Call it coincidence, call it parallel thinking, but sometimes movies made at the same time in different hemispheres can harmonize together in film festivals or opening weekends or awards shows, and two of this year’s Best Picture nominees, Paul Thomas Anderson’s One Battle After Another and Kleber Mendonça Filho’s The Secret Agent, felt uncannily in sync with each other. Here are two highly detailed thrillers about leftist agitators trying to survive a historical moment when they’re under siege by an ascendent authoritarian force, laying low until some future when the political winds inevitably shift. And the hopeful takeaway from both is the persistence of underground communities that are built to withstand such entreaties from the government. There’s a network in place, for example, to survive the federal siege on the sanctuary city of Baktan Cross in One Battle After Another, and an apartment complex in Recife, Brazil for a former academic (Wagner Moura) and other targets to lay low in the middle of a military dictatorship. 

It may not be a coincidence, however, that one of the most passed-around clips in One Battle After Another mirrors a moment from Mendonça’s previous feature, 2019’s Bacurau, which Anderson certainly had a chance to see before going into production. During the Baktan Cross section, where Bob (Leonardo DiCaprio) has enlisted the help of his daughter’s karate sensei Sergio (Benecio Del Toro) to evade capture, the two part ways at one point by Bob screaming “¡Viva la revolución!” across a hallway as Sergio disappears through a trap door under a carpet. In Bacurau, another carpeted trap door in the local history museum allows a handful of citizens from a rural backwater to get the drop on the mercenaries who have invaded their town.
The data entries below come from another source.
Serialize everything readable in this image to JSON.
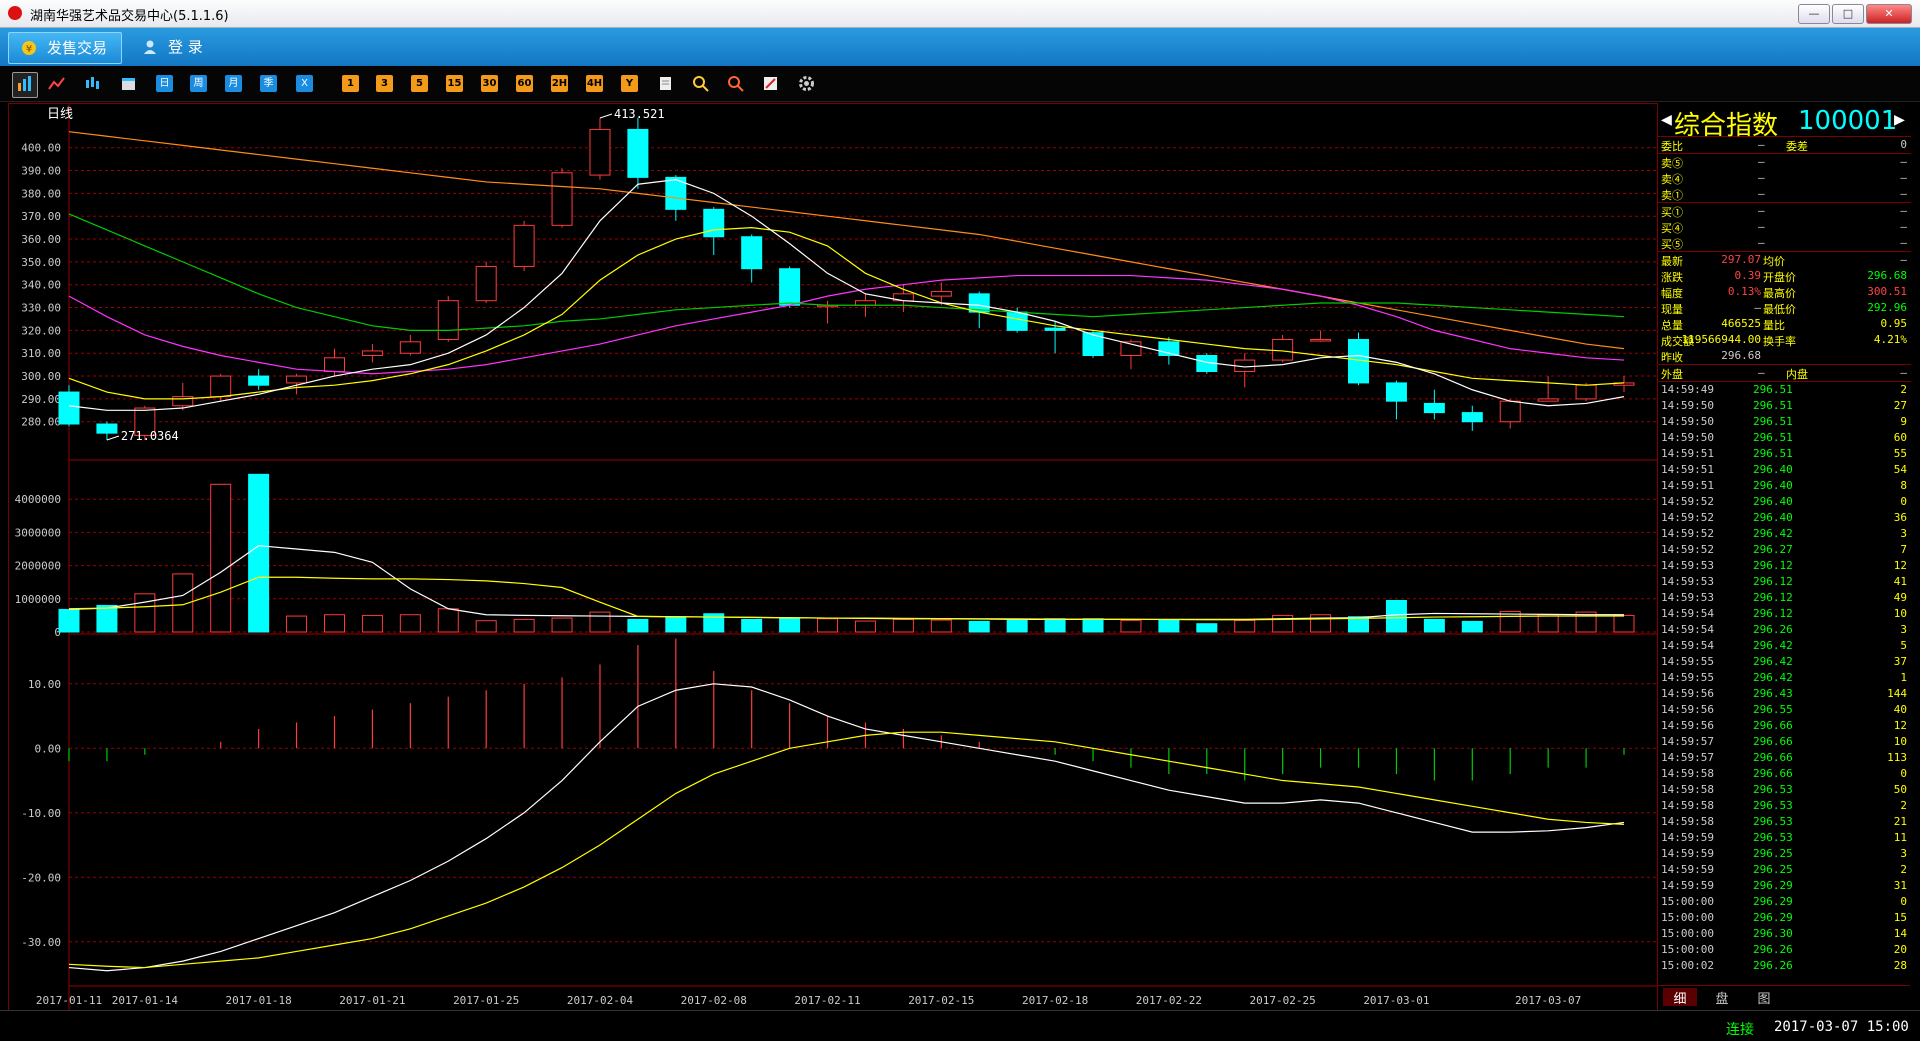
{
  "window": {
    "title": "湖南华强艺术品交易中心(5.1.1.6)",
    "minimize": "—",
    "maximize": "□",
    "close": "✕"
  },
  "menu": {
    "tab_trade": "发售交易",
    "tab_login": "登  录"
  },
  "toolbar": {
    "buttons_a": [
      "日",
      "周",
      "月",
      "季",
      "X"
    ],
    "buttons_b": [
      "1",
      "3",
      "5",
      "15",
      "30",
      "60",
      "2H",
      "4H",
      "Y"
    ]
  },
  "chart_period": "日线",
  "quote": {
    "name": "综合指数",
    "code": "100001",
    "rows1": [
      {
        "l": "委比",
        "v": "—",
        "l2": "委差",
        "v2": "0"
      }
    ],
    "sell": [
      {
        "l": "卖⑤",
        "v": "—",
        "v2": "—"
      },
      {
        "l": "卖④",
        "v": "—",
        "v2": "—"
      },
      {
        "l": "卖①",
        "v": "—",
        "v2": "—"
      }
    ],
    "buy": [
      {
        "l": "买①",
        "v": "—",
        "v2": "—"
      },
      {
        "l": "买④",
        "v": "—",
        "v2": "—"
      },
      {
        "l": "买⑤",
        "v": "—",
        "v2": "—"
      }
    ],
    "stats": [
      {
        "l": "最新",
        "v": "297.07",
        "l2": "均价",
        "v2": "—",
        "c": "#f44",
        "c2": "#ccc"
      },
      {
        "l": "涨跌",
        "v": "0.39",
        "l2": "开盘价",
        "v2": "296.68",
        "c": "#f44",
        "c2": "#0f0"
      },
      {
        "l": "幅度",
        "v": "0.13%",
        "l2": "最高价",
        "v2": "300.51",
        "c": "#f44",
        "c2": "#f44"
      },
      {
        "l": "现量",
        "v": "—",
        "l2": "最低价",
        "v2": "292.96",
        "c": "#ccc",
        "c2": "#0f0"
      },
      {
        "l": "总量",
        "v": "466525",
        "l2": "量比",
        "v2": "0.95",
        "c": "#ff0",
        "c2": "#ff0"
      },
      {
        "l": "成交额",
        "v": "119566944.00",
        "l2": "换手率",
        "v2": "4.21%",
        "c": "#ff0",
        "c2": "#ff0"
      },
      {
        "l": "昨收",
        "v": "296.68",
        "l2": "",
        "v2": "",
        "c": "#ccc",
        "c2": "#ccc"
      }
    ],
    "outer_label": "外盘",
    "outer_val": "—",
    "inner_label": "内盘",
    "inner_val": "—"
  },
  "ticks": [
    [
      "14:59:49",
      "296.51",
      "2"
    ],
    [
      "14:59:50",
      "296.51",
      "27"
    ],
    [
      "14:59:50",
      "296.51",
      "9"
    ],
    [
      "14:59:50",
      "296.51",
      "60"
    ],
    [
      "14:59:51",
      "296.51",
      "55"
    ],
    [
      "14:59:51",
      "296.40",
      "54"
    ],
    [
      "14:59:51",
      "296.40",
      "8"
    ],
    [
      "14:59:52",
      "296.40",
      "0"
    ],
    [
      "14:59:52",
      "296.40",
      "36"
    ],
    [
      "14:59:52",
      "296.42",
      "3"
    ],
    [
      "14:59:52",
      "296.27",
      "7"
    ],
    [
      "14:59:53",
      "296.12",
      "12"
    ],
    [
      "14:59:53",
      "296.12",
      "41"
    ],
    [
      "14:59:53",
      "296.12",
      "49"
    ],
    [
      "14:59:54",
      "296.12",
      "10"
    ],
    [
      "14:59:54",
      "296.26",
      "3"
    ],
    [
      "14:59:54",
      "296.42",
      "5"
    ],
    [
      "14:59:55",
      "296.42",
      "37"
    ],
    [
      "14:59:55",
      "296.42",
      "1"
    ],
    [
      "14:59:56",
      "296.43",
      "144"
    ],
    [
      "14:59:56",
      "296.55",
      "40"
    ],
    [
      "14:59:56",
      "296.66",
      "12"
    ],
    [
      "14:59:57",
      "296.66",
      "10"
    ],
    [
      "14:59:57",
      "296.66",
      "113"
    ],
    [
      "14:59:58",
      "296.66",
      "0"
    ],
    [
      "14:59:58",
      "296.53",
      "50"
    ],
    [
      "14:59:58",
      "296.53",
      "2"
    ],
    [
      "14:59:58",
      "296.53",
      "21"
    ],
    [
      "14:59:59",
      "296.53",
      "11"
    ],
    [
      "14:59:59",
      "296.25",
      "3"
    ],
    [
      "14:59:59",
      "296.25",
      "2"
    ],
    [
      "14:59:59",
      "296.29",
      "31"
    ],
    [
      "15:00:00",
      "296.29",
      "0"
    ],
    [
      "15:00:00",
      "296.29",
      "15"
    ],
    [
      "15:00:00",
      "296.30",
      "14"
    ],
    [
      "15:00:00",
      "296.26",
      "20"
    ],
    [
      "15:00:02",
      "296.26",
      "28"
    ]
  ],
  "bottom_tabs": [
    "细",
    "盘",
    "图"
  ],
  "status": {
    "connection": "连接",
    "datetime": "2017-03-07 15:00"
  },
  "chart_data": {
    "type": "candlestick",
    "price_axis": {
      "ticks": [
        "400.00",
        "390.00",
        "380.00",
        "370.00",
        "360.00",
        "350.00",
        "340.00",
        "330.00",
        "320.00",
        "310.00",
        "300.00",
        "290.00",
        "280.00"
      ],
      "ylim": [
        272,
        413
      ]
    },
    "volume_axis": {
      "ticks": [
        "4000000",
        "3000000",
        "2000000",
        "1000000",
        "0"
      ],
      "ylim": [
        0,
        4700000
      ]
    },
    "macd_axis": {
      "ticks": [
        "10.00",
        "0.00",
        "-10.00",
        "-20.00",
        "-30.00"
      ],
      "ylim": [
        -35,
        14
      ]
    },
    "high_label": "413.521",
    "low_label": "271.0364",
    "x_labels": [
      "2017-01-11",
      "2017-01-14",
      "2017-01-18",
      "2017-01-21",
      "2017-01-25",
      "2017-02-04",
      "2017-02-08",
      "2017-02-11",
      "2017-02-15",
      "2017-02-18",
      "2017-02-22",
      "2017-02-25",
      "2017-03-01",
      "2017-03-07"
    ],
    "x_label_idx": [
      0,
      2,
      5,
      8,
      11,
      14,
      17,
      20,
      23,
      26,
      29,
      32,
      35,
      39
    ],
    "candles": [
      {
        "o": 293,
        "h": 296,
        "l": 278,
        "c": 279
      },
      {
        "o": 279,
        "h": 280,
        "l": 272,
        "c": 275
      },
      {
        "o": 274,
        "h": 287,
        "l": 272,
        "c": 286
      },
      {
        "o": 287,
        "h": 297,
        "l": 285,
        "c": 291
      },
      {
        "o": 291,
        "h": 301,
        "l": 289,
        "c": 300
      },
      {
        "o": 300,
        "h": 303,
        "l": 294,
        "c": 296
      },
      {
        "o": 297,
        "h": 301,
        "l": 292,
        "c": 300
      },
      {
        "o": 302,
        "h": 312,
        "l": 300,
        "c": 308
      },
      {
        "o": 309,
        "h": 314,
        "l": 306,
        "c": 311
      },
      {
        "o": 310,
        "h": 318,
        "l": 309,
        "c": 315
      },
      {
        "o": 316,
        "h": 335,
        "l": 315,
        "c": 333
      },
      {
        "o": 333,
        "h": 350,
        "l": 332,
        "c": 348
      },
      {
        "o": 348,
        "h": 368,
        "l": 346,
        "c": 366
      },
      {
        "o": 366,
        "h": 391,
        "l": 365,
        "c": 389
      },
      {
        "o": 388,
        "h": 413,
        "l": 386,
        "c": 408
      },
      {
        "o": 408,
        "h": 413,
        "l": 382,
        "c": 387
      },
      {
        "o": 387,
        "h": 388,
        "l": 368,
        "c": 373
      },
      {
        "o": 373,
        "h": 374,
        "l": 353,
        "c": 361
      },
      {
        "o": 361,
        "h": 362,
        "l": 341,
        "c": 347
      },
      {
        "o": 347,
        "h": 348,
        "l": 330,
        "c": 331
      },
      {
        "o": 331,
        "h": 333,
        "l": 323,
        "c": 331
      },
      {
        "o": 331,
        "h": 336,
        "l": 326,
        "c": 333
      },
      {
        "o": 333,
        "h": 340,
        "l": 328,
        "c": 336
      },
      {
        "o": 335,
        "h": 341,
        "l": 331,
        "c": 337
      },
      {
        "o": 336,
        "h": 337,
        "l": 321,
        "c": 328
      },
      {
        "o": 328,
        "h": 330,
        "l": 319,
        "c": 320
      },
      {
        "o": 321,
        "h": 324,
        "l": 310,
        "c": 320
      },
      {
        "o": 319,
        "h": 320,
        "l": 308,
        "c": 309
      },
      {
        "o": 309,
        "h": 316,
        "l": 303,
        "c": 315
      },
      {
        "o": 315,
        "h": 317,
        "l": 305,
        "c": 309
      },
      {
        "o": 309,
        "h": 310,
        "l": 301,
        "c": 302
      },
      {
        "o": 302,
        "h": 310,
        "l": 295,
        "c": 307
      },
      {
        "o": 307,
        "h": 318,
        "l": 306,
        "c": 316
      },
      {
        "o": 316,
        "h": 320,
        "l": 315,
        "c": 316
      },
      {
        "o": 316,
        "h": 319,
        "l": 296,
        "c": 297
      },
      {
        "o": 297,
        "h": 298,
        "l": 281,
        "c": 289
      },
      {
        "o": 288,
        "h": 294,
        "l": 281,
        "c": 284
      },
      {
        "o": 284,
        "h": 287,
        "l": 276,
        "c": 280
      },
      {
        "o": 280,
        "h": 290,
        "l": 277,
        "c": 289
      },
      {
        "o": 289,
        "h": 300,
        "l": 289,
        "c": 290
      },
      {
        "o": 290,
        "h": 297,
        "l": 289,
        "c": 296
      },
      {
        "o": 296,
        "h": 300,
        "l": 293,
        "c": 297
      }
    ],
    "volume": [
      680000,
      800000,
      1150000,
      1750000,
      4450000,
      4750000,
      480000,
      520000,
      500000,
      520000,
      700000,
      340000,
      380000,
      420000,
      600000,
      380000,
      430000,
      550000,
      380000,
      410000,
      400000,
      330000,
      380000,
      360000,
      320000,
      380000,
      400000,
      400000,
      350000,
      360000,
      250000,
      350000,
      500000,
      520000,
      460000,
      950000,
      380000,
      320000,
      620000,
      520000,
      600000,
      500000
    ],
    "macd_hist": [
      -2,
      -2,
      -1,
      0,
      1,
      3,
      4,
      5,
      6,
      7,
      8,
      9,
      10,
      11,
      13,
      16,
      17,
      12,
      9,
      7,
      5,
      4,
      3,
      2,
      1,
      0,
      -1,
      -2,
      -3,
      -4,
      -4,
      -5,
      -4,
      -3,
      -3,
      -4,
      -5,
      -5,
      -4,
      -3,
      -3,
      -1
    ],
    "ma5": [
      287,
      285,
      285,
      286,
      289,
      292,
      296,
      300,
      303,
      305,
      310,
      318,
      330,
      345,
      368,
      384,
      386,
      380,
      370,
      358,
      345,
      336,
      333,
      332,
      331,
      328,
      324,
      318,
      314,
      310,
      306,
      304,
      305,
      308,
      309,
      306,
      301,
      294,
      289,
      287,
      288,
      291
    ],
    "ma10": [
      299,
      293,
      290,
      290,
      291,
      293,
      295,
      296,
      298,
      301,
      305,
      311,
      318,
      327,
      342,
      353,
      360,
      364,
      365,
      363,
      357,
      345,
      338,
      332,
      328,
      325,
      322,
      320,
      318,
      316,
      314,
      312,
      311,
      309,
      307,
      305,
      302,
      299,
      298,
      297,
      296,
      297
    ],
    "ma20": [
      371,
      364,
      357,
      350,
      343,
      336,
      330,
      326,
      322,
      320,
      320,
      321,
      322,
      324,
      325,
      327,
      329,
      330,
      331,
      332,
      331,
      331,
      331,
      330,
      329,
      328,
      327,
      326,
      327,
      328,
      329,
      330,
      331,
      332,
      332,
      332,
      331,
      330,
      329,
      328,
      327,
      326
    ],
    "ma30": [
      335,
      326,
      318,
      313,
      309,
      306,
      303,
      302,
      301,
      302,
      303,
      305,
      308,
      311,
      314,
      318,
      322,
      325,
      328,
      331,
      335,
      338,
      340,
      342,
      343,
      344,
      344,
      344,
      344,
      343,
      342,
      340,
      338,
      335,
      331,
      326,
      320,
      316,
      312,
      310,
      308,
      307
    ],
    "ma60": [
      407,
      405,
      403,
      401,
      399,
      397,
      395,
      393,
      391,
      389,
      387,
      385,
      384,
      383,
      382,
      380,
      378,
      376,
      374,
      372,
      370,
      368,
      366,
      364,
      362,
      359,
      356,
      353,
      350,
      347,
      344,
      341,
      338,
      335,
      332,
      329,
      326,
      323,
      320,
      317,
      314,
      312
    ],
    "vol_ma1": [
      680000,
      720000,
      900000,
      1100000,
      1800000,
      2600000,
      2500000,
      2400000,
      2100000,
      1300000,
      700000,
      520000,
      500000,
      490000,
      480000,
      470000,
      460000,
      450000,
      440000,
      430000,
      420000,
      410000,
      400000,
      400000,
      390000,
      380000,
      380000,
      380000,
      380000,
      380000,
      380000,
      380000,
      400000,
      420000,
      430000,
      520000,
      560000,
      550000,
      540000,
      530000,
      520000,
      520000
    ],
    "vol_ma2": [
      700000,
      720000,
      760000,
      820000,
      1200000,
      1650000,
      1650000,
      1620000,
      1600000,
      1600000,
      1580000,
      1540000,
      1460000,
      1340000,
      900000,
      470000,
      460000,
      450000,
      440000,
      430000,
      420000,
      420000,
      410000,
      405000,
      400000,
      395000,
      390000,
      385000,
      380000,
      375000,
      370000,
      370000,
      380000,
      395000,
      410000,
      430000,
      450000,
      460000,
      470000,
      480000,
      480000,
      480000
    ],
    "dif": [
      -34,
      -34.5,
      -34,
      -33,
      -31.5,
      -29.5,
      -27.5,
      -25.5,
      -23,
      -20.5,
      -17.5,
      -14,
      -10,
      -5,
      1,
      6.5,
      9,
      10,
      9.5,
      7.5,
      5,
      3,
      2,
      1,
      0,
      -1,
      -2,
      -3.5,
      -5,
      -6.5,
      -7.5,
      -8.5,
      -8.5,
      -8,
      -8.5,
      -10,
      -11.5,
      -13,
      -13,
      -12.8,
      -12.3,
      -11.5
    ],
    "dea": [
      -33.5,
      -33.8,
      -34,
      -33.5,
      -33,
      -32.5,
      -31.5,
      -30.5,
      -29.5,
      -28,
      -26,
      -24,
      -21.5,
      -18.5,
      -15,
      -11,
      -7,
      -4,
      -2,
      0,
      1,
      2,
      2.5,
      2.5,
      2,
      1.5,
      1,
      0,
      -1,
      -2,
      -3,
      -4,
      -5,
      -5.5,
      -6,
      -7,
      -8,
      -9,
      -10,
      -11,
      -11.5,
      -11.8
    ]
  }
}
The communities in both films have neither the money nor the technology to fight toe-to-toe with their adversaries, but they’re united and resourceful, and they’ve given plenty of thought on how to survive. 
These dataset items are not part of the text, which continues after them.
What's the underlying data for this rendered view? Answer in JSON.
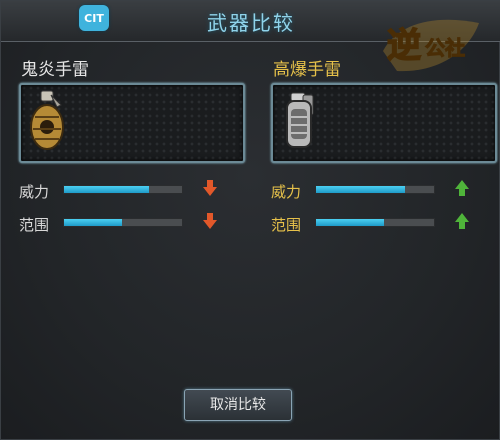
{
  "header": {
    "title": "武器比较",
    "app_icon_text": "CIT",
    "logo_text": "逆公社"
  },
  "left": {
    "name": "鬼炎手雷",
    "stats": [
      {
        "label": "威力",
        "value": 0.72,
        "trend": "down"
      },
      {
        "label": "范围",
        "value": 0.49,
        "trend": "down"
      }
    ]
  },
  "right": {
    "name": "高爆手雷",
    "stats": [
      {
        "label": "威力",
        "value": 0.75,
        "trend": "up"
      },
      {
        "label": "范围",
        "value": 0.58,
        "trend": "up"
      }
    ]
  },
  "footer": {
    "cancel_label": "取消比较"
  },
  "colors": {
    "title": "#8fd3ea",
    "gold": "#e6c14a",
    "bar": "#29b3e2",
    "down": "#e2582a",
    "up": "#4fb43a"
  }
}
Co-written and directed by Juliano Dornelles, the production designer on Mendonça’s previous films, Bacurau is certainly an exhilarating surprise from Mendonça, who steers what appears to be an evocative slice-of-life into a batshit genre thriller that samples from John Carpenter and Spandau Ballet. And yet it’s still completely of a piece with The Secret Agent and earlier films like Neighboring Sounds and Aquarius, which all take place during different periods in his hometown of Recife, a coastal city in the northeastern state of Pernambuco. Mendonça’s talent for bringing dimension and vibrant life to his settings—through densely orchestrated soundscapes and location shooting, along with exquisitely curated needle-drops—boils down to his prevailing sense of community. Establishing the world of his movies as specifically as possible is always the primary goal for Mendonça, and the plotting tends to be a distant priority, behind sketching out the various characters and their basic situation, which isn’t the same as a story that propels the movie forward. He may hit the gas at some point, but he’ll take his sweet time doing it.